Despite my initial misgivings, I came to accept, almost embrace the library listing. I’ll be an expert on parapsychology, my young enthusiastic self thought. This could be my niche!

Today, I’m neither a zealot nor a hard-nosed skeptic about parapsychology. I just want to learn more and share any discoveries for the common good.

Mind Hacks? 

Over the years I’ve come to wonder if the mind might be hacked without any direct technological link. Could a person (or spiritual power associated with that person) influence another person at a distance?

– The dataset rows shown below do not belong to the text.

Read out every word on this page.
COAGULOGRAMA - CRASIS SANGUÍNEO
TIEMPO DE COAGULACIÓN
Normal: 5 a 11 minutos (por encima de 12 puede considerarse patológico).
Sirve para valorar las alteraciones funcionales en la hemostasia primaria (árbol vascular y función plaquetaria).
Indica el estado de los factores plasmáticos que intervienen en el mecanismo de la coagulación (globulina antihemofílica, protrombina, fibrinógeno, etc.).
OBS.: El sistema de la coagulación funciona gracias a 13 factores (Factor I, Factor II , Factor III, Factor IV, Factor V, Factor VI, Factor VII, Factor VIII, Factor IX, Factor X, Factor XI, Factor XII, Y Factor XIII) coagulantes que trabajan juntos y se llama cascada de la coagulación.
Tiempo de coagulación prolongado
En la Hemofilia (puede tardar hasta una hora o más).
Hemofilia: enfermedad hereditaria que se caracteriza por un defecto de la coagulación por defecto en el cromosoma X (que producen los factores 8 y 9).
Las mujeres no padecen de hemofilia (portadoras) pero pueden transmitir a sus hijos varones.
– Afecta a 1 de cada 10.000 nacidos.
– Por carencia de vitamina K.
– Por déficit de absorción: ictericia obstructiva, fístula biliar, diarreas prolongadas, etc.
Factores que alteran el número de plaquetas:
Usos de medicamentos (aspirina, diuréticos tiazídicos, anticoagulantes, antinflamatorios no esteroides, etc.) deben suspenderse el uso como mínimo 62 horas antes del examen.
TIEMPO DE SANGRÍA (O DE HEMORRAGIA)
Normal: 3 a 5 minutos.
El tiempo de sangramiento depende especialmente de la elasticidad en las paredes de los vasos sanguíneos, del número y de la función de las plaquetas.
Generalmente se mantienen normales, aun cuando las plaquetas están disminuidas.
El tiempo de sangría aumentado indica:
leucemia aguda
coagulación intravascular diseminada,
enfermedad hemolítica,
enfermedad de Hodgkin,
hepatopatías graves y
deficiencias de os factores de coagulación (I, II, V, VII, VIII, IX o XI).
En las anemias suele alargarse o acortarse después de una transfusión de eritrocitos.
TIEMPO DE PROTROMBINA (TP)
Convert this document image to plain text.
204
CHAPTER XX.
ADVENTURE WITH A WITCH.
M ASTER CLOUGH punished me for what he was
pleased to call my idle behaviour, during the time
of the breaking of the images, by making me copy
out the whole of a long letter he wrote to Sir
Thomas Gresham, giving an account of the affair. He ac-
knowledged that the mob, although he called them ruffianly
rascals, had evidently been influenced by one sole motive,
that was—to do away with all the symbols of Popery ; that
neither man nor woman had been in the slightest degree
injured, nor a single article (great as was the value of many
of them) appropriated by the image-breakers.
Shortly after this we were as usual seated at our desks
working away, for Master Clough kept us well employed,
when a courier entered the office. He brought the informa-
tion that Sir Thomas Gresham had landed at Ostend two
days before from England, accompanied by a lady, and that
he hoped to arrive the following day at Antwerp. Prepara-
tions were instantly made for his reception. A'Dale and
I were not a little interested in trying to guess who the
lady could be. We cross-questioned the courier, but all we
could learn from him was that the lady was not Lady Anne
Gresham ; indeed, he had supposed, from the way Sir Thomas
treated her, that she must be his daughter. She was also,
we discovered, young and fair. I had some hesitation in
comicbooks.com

I’m not talking about the art of persuasion. That involves words, maybe images and music; some kind of physical or symbolic contact. Nor am I thinking about those headline news pundits concerned about tech interface and implant abuse.

No, I’m talking about parapsychology, just as the library suggested.

Two examples

Usually when we’re fed up with something or someone, the Jungian shadow emerges.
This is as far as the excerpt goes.